Imprimir Imprimir    Close Close

Revocar una sentencia descabellada del Tribunal Supremo es la única forma de arreglar la educación

Por Corey DeAngelis

Publicado el 16 de marzo de 2026

Fox News
Los estados del sur muestran grandes avances en materia educativa, según un artículo de opinión del NYT. Vídeo

Tennessee han adoptado una postura firme contra el mal uso del dinero de los contribuyentes en la educación pública. El 10 de marzo, Bill de la Cámara de Representantes salió adelante en una comisión plenaria con 15 votos a favor y 9 en contra, divididos principalmente por líneas partidistas, con los republicanos a favor y los siete demócratas en contra. Está previsto que la propuesta se debata en el pleno de la Cámara de Representantes el 16 de marzo.
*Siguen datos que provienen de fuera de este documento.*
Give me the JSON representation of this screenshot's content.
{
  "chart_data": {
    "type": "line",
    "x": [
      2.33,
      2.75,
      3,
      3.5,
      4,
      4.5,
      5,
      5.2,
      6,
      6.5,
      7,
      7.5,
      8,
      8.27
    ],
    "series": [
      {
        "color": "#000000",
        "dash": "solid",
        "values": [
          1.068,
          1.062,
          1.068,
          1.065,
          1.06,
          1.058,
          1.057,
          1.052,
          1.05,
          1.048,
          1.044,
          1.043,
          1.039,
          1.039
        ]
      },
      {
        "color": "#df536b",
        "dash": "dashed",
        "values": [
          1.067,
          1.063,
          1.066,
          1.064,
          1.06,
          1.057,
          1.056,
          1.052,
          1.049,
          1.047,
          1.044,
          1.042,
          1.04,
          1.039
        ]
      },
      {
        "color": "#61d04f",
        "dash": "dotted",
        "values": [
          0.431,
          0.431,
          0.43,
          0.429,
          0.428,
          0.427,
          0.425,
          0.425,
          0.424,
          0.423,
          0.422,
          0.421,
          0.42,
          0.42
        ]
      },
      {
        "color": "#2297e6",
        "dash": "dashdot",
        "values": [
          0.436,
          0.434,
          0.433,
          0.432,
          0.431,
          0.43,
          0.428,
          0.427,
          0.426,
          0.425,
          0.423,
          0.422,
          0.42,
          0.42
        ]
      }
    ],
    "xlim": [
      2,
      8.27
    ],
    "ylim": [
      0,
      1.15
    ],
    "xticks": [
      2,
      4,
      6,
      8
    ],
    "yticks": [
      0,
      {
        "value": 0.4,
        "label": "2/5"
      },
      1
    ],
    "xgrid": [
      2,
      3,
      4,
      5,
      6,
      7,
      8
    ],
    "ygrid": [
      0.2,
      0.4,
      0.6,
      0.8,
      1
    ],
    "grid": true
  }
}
La medida exige ahora a los responsables de las escuelas públicas y concertadas que comprueben la situación migratoria de los alumnos en el momento de la matriculación y que comuniquen los resultados globales al estado. La propuesta original facultaba a los responsables escolares a denegar la matriculación a los alumnos que no pudieran demostrar su residencia legal en Estados Unidos o a cobrar la matrícula a sus familias. Esa disposición se mantiene en la versión del Senado —que ya se aprobó en esa cámara por 19 votos a favor y 13 en contra—, pero los que se oponen a la medida la eliminaron posteriormente de la propuesta de la Cámara de Representantes. 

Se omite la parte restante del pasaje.